NASA said the dramatic decrease in ice thickness and coverage over the past 30 years is an important indicator of the health of the Arctic.
Arctic ice is dwindling and more of it appears to be thin, seasonal ice that melts each year, according to NASA.
NASA said Monday that the ice cap appears to be thinning, while the area it covers shrinks as well. The news came from the National Snow and Ice Data Center in Boulder, Colo. NASA said that the finding supports evidence from satellite observations.
This winter marked the fifth lowest for ice coverage on record since satellite monitoring started 30 years ago, continuing a trend of record lows in coverage since 2004, NASA said.
Thin seasonal ice, which melts each year, now accounts for about 70% of ice coverage, up from 40% to 50% in the 1980s and 1990s, according to NASA. Thicker ice, which generally melts after two or more years, now makes up 10% of the winter ice cover, down from 30% to 40%, according to researchers.
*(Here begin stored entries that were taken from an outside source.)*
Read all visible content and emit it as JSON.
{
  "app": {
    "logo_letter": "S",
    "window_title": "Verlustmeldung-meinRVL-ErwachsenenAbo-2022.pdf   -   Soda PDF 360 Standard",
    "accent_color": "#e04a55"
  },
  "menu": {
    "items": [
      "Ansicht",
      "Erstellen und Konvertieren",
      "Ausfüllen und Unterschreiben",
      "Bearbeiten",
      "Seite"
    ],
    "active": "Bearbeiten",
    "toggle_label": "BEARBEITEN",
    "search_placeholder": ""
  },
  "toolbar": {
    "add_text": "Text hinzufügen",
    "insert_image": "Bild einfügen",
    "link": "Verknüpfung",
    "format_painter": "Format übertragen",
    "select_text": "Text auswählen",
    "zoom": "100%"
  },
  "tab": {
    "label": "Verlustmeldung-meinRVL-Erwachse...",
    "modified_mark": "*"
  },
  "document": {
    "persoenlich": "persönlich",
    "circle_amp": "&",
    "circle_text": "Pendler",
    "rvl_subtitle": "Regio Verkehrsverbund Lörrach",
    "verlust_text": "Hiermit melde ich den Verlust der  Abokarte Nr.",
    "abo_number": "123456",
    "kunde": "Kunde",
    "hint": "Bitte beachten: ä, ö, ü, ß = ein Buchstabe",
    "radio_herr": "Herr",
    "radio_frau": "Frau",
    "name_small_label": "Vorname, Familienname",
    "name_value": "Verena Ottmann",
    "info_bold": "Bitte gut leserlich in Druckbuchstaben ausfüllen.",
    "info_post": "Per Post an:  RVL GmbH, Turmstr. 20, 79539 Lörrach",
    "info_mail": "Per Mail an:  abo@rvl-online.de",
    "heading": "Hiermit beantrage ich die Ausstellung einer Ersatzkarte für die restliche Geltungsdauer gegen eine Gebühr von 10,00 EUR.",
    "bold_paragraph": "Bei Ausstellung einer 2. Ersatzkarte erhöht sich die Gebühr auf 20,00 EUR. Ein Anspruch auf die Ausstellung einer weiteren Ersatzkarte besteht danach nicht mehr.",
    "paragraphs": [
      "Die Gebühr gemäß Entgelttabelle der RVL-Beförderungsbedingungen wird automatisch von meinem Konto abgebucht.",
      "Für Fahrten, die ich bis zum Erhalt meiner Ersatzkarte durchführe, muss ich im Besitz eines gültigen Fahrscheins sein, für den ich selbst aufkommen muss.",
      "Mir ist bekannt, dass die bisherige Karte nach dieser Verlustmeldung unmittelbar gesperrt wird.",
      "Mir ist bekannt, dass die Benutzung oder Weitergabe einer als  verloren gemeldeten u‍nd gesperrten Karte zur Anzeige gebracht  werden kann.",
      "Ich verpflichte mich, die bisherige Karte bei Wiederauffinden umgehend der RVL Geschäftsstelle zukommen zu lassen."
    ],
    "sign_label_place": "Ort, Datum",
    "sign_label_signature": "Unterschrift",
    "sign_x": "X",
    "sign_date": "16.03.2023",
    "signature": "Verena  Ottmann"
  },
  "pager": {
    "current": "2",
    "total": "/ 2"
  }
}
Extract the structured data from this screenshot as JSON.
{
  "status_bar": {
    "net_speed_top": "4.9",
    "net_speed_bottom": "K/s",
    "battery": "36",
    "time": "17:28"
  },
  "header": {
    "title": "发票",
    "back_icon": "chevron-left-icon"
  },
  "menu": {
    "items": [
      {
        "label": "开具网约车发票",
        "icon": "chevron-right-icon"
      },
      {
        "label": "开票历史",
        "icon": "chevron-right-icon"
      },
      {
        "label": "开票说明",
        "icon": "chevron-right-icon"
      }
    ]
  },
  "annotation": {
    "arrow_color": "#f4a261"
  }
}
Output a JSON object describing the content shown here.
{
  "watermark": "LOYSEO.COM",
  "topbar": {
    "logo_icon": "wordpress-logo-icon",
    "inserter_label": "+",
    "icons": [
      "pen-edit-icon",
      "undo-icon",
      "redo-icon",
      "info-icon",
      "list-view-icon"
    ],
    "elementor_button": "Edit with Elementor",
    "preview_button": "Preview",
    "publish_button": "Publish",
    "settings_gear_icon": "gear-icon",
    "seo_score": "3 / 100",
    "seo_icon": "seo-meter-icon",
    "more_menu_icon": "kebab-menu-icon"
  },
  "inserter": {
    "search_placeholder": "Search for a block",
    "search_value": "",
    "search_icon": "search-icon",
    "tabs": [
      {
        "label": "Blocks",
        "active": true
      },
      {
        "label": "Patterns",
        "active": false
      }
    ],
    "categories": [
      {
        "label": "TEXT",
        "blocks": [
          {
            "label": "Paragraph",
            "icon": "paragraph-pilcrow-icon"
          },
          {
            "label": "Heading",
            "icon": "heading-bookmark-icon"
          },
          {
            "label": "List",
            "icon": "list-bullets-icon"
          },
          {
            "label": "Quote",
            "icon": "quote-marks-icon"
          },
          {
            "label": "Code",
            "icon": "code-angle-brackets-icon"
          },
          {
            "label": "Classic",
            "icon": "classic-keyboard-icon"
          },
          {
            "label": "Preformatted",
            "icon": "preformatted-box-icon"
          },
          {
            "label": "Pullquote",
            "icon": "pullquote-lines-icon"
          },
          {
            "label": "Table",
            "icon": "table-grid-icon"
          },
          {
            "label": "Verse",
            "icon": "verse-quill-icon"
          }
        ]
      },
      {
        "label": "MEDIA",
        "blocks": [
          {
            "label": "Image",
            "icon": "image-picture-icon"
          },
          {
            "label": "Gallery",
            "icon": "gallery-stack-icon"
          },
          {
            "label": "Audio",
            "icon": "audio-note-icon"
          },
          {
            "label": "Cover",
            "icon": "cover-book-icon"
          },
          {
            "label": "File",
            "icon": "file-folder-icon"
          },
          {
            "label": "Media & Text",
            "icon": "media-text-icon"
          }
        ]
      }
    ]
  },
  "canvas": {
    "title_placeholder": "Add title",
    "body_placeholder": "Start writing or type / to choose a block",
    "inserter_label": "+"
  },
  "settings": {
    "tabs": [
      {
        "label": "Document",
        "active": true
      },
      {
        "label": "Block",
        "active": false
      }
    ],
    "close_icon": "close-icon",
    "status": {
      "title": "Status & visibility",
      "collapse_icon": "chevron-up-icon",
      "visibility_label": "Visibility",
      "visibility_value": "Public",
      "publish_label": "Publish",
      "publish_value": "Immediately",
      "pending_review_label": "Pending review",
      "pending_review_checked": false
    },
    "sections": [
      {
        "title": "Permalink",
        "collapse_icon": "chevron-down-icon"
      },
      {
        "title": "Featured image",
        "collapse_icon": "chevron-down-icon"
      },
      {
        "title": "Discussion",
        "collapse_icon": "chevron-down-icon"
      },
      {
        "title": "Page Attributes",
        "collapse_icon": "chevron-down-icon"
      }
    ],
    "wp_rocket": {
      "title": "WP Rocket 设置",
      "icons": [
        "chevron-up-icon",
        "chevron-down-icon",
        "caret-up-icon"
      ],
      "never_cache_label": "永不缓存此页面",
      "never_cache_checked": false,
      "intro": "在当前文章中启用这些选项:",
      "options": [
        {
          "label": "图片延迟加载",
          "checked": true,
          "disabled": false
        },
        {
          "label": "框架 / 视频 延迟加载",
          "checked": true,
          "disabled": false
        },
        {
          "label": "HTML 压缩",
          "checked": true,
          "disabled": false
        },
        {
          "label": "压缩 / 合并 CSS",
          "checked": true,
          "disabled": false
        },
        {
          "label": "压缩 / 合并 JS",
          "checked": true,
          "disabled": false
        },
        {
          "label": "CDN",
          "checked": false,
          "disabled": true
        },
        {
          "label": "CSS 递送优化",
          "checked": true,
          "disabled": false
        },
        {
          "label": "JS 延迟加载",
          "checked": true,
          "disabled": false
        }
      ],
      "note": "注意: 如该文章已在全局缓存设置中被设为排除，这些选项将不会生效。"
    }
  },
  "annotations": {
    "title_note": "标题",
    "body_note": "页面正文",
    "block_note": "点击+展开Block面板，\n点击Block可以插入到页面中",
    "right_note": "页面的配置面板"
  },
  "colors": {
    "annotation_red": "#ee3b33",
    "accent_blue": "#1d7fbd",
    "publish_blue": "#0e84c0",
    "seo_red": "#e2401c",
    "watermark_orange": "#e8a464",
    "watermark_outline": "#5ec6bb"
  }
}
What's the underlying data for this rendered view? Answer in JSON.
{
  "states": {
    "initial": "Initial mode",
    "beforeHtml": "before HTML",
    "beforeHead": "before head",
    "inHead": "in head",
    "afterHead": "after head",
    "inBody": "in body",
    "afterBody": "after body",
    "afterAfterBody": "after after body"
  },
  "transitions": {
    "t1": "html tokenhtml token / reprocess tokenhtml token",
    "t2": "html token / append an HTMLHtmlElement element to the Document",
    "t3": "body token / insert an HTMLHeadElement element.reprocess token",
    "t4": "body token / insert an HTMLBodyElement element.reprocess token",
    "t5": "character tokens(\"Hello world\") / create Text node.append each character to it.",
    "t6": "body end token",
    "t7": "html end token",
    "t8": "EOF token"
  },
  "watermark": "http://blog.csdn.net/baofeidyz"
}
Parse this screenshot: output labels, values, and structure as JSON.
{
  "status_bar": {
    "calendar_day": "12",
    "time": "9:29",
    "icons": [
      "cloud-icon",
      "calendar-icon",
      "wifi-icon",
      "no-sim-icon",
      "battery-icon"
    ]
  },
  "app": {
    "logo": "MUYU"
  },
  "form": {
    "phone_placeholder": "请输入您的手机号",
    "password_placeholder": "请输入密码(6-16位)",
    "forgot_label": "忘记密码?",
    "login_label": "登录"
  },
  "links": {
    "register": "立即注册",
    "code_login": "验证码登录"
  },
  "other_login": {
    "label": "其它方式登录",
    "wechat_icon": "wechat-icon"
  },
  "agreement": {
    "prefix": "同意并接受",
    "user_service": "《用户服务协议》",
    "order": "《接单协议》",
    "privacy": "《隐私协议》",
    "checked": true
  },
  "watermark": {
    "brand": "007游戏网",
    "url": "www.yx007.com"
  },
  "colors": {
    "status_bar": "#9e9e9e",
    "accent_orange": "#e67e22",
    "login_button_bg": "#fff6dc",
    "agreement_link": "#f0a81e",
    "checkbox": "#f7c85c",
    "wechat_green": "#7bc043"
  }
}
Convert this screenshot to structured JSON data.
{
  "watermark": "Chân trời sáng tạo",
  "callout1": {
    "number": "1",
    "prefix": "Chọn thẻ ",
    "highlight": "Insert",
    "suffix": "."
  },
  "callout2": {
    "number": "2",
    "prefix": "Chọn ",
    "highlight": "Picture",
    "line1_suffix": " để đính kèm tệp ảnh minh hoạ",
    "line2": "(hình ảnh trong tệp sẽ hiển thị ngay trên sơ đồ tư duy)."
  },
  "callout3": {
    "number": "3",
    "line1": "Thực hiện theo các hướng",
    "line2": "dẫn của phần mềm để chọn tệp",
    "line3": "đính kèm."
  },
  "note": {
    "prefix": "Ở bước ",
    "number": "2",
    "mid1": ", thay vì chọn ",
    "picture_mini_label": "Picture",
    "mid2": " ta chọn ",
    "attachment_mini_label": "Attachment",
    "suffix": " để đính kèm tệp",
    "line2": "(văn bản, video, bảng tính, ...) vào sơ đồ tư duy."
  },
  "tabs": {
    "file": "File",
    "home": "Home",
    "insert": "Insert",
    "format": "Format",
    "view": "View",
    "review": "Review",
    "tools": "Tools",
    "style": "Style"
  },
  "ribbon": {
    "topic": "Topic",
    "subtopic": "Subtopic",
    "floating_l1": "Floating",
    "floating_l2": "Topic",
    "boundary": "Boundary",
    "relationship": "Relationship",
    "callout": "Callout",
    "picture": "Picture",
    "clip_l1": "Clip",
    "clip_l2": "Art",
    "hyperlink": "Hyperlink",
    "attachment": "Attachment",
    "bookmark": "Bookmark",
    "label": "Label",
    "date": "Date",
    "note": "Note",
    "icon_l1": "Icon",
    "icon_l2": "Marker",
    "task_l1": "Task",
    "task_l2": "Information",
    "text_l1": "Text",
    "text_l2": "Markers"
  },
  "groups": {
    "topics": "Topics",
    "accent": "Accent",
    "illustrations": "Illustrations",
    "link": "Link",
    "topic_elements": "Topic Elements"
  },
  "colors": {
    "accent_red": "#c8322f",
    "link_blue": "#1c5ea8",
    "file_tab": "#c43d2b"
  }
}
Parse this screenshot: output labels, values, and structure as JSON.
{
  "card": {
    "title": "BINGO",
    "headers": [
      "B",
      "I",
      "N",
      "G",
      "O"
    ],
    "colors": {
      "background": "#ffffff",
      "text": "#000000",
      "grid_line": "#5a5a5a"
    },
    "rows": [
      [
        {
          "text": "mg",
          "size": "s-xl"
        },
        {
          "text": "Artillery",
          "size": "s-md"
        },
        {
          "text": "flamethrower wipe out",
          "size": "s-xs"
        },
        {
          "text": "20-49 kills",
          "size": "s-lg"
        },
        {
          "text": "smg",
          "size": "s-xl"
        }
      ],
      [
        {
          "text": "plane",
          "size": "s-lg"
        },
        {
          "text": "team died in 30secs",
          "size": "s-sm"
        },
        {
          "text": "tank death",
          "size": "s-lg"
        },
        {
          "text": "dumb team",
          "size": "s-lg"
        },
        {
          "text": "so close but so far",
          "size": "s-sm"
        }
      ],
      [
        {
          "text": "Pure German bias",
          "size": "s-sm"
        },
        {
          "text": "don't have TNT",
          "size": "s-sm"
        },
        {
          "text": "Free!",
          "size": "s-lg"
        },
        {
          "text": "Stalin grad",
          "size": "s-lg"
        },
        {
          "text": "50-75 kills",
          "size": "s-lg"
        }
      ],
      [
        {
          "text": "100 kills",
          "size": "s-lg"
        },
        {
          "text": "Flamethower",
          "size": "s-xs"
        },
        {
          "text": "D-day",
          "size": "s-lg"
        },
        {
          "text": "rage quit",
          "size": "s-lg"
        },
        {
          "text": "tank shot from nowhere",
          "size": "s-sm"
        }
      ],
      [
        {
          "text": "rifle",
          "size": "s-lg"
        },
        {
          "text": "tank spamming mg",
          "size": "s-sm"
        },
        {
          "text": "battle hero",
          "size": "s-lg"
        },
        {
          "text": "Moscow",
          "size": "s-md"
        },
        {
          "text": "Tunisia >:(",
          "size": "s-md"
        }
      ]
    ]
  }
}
Seasonal ice averages about 6 feet deep, while the longer-lasting ice averages about 9 feet deep, the researchers reported.
"Ice extent is an important measure of the health of the Arctic, but it only gives us a two-dimensional view of the ice cover," Walter Meier, research scientist at the center and the University of Colorado, Boulder, said in a statement released Monday. "Thickness is important, especially in the winter, because it is the best overall indicator of the health of the ice cover. As the ice cover in the Arctic grows thinner, it grows more vulnerable to melting in the summer."
Coverage area for this winter was 5.85 million square miles, 278,000 square miles less than the average coverage from 1979 to 2000.
A team of researchers led by Ron Kwok of NASA's Jet Propulsion Laboratory in Pasadena, Calif., used two years of data from NASA's Ice, Cloud, and Land Elevation Satellite (or ICESat) to create the first map of sea ice thickness over the entire Arctic basin this year. They found that the average winter volume of Arctic sea ice holds so much water it could fill Lake Michigan and Lake Superior.
Researchers hope their findings will improve understanding of climate change. The world's climate system relies on Arctic sea ice as a sort of air conditioner.